他說完,便又低眸对我轻笑說:“這是九爷。”
我拿筷子的顿了顿,立马朝那中年男子唤了声:“九爷好。”
那中年男人听后哈哈哈大笑了出来,笑声带着军人的豪爽說:“都說陆小姐长得标志,今日一见果然不凡,是大家闺秀典范。”
穆镜迟谦虚一笑:“大家闺秀实在算不上,倒是個惹事精。”他虽是如此說,下一秒指间却满是怜爱的在我脸上蹭了蹭,神情带着一丝不易察觉的宠溺。
袁九爷见如此,打趣說:“就算是惹事精,想必也是让你疼爱的惹事精吧?”
袁九爷說完,忽然话锋一转,似是不经意提起一般问:“可有许配人家?”
穆镜迟刚想放帕子的手,一停。
坐在对面的袁九爷继续說:“袁霖今年二十,长陆小姐两岁。”随即,他拂了拂手中茶杯内的茶沫。

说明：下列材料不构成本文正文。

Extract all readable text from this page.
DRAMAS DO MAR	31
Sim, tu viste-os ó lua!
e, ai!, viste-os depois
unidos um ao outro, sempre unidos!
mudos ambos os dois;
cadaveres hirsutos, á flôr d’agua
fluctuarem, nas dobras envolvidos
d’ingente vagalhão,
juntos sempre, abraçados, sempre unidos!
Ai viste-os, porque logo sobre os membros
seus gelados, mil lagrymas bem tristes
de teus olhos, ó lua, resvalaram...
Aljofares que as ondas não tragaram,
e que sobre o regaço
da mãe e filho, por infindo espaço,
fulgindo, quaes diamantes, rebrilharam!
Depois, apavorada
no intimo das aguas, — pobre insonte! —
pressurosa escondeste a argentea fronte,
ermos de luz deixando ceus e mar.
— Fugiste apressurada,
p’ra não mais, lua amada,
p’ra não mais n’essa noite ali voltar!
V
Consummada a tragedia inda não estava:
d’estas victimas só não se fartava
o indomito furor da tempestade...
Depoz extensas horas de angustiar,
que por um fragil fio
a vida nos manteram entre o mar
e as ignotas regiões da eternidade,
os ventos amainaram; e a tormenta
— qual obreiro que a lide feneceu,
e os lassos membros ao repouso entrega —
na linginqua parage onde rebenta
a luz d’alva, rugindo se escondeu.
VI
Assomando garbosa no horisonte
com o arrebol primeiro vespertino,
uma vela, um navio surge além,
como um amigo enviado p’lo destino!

聪明人之间的对话,从来不把话给說破,而這话连我都听出是什么意思,袁霖在此时也侧目看了他父亲一眼,只是很安静在一旁斟酒。
房间内一下变得很静,静到可以听到针落地的声。
袁九爷放下手上的茶盏說:“镜迟,你应该知道我什么意思,我們也算旧相识了,何不亲上加亲,凑成這桩好姻缘呢。而且清野要是入我袁家,我們必定也亏待不了她。”
穆镜迟却似乎像是未听懂一般,笑着說:“你知道的,她姐姐就留了一個她在我身边,她也向来顽劣,实在不敢高攀袁家……”
话未說完便被袁九爷打断:“镜迟,如今的情势若是我們两家结亲家,不過是两方都如虎添翼。”
穆镜迟捂唇咳嗽了两声,声音略带虚弱:“我志不在天下,我這样的身子未必能够承受得了這天下,能做的事不過是守着穆家百年基业,得過且過罢了。”
紧接着他咳嗽得愈来愈烈,王淑仪刚想上来问他是否要紧,他挥了挥手示意她退下,這才再次对袁九爷說:“我欠她姐姐太多,此生唯一的愿望不過是想让她活得自在,嫁入平常人家,相夫教子,還請九爷谅解。”
穆镜迟脸色本就比平常人苍白,這连续一咳嗽,唇色竟一点一点寡淡了下去。
袁九爷见状,终归是叹息了一声說:“镜迟,你终究還是被這副身子给拖累了。”
穆镜迟不再說话,嘴角全是苦笑。
之后他们的话题,都不在這上头,所有一切都仿佛蜻蜓点水一般略過,我紧绷的身子也逐渐放松了下来。
那袁九爷又和他說了一些以前的事情,倒都是一些无关痛痒的事,差不多一個小时過去后,袁九爷见穆镜迟身子一直有些不适,也沒敢再留,相互告辞完后,穆镜迟便带着我从這裡离开了。
整座金陵城全被袁家的军队给围了,我們的车深夜驶出了城,刚到家,穆镜迟由着周管家扶下了车,只对我說了三個字:“跪祠堂。”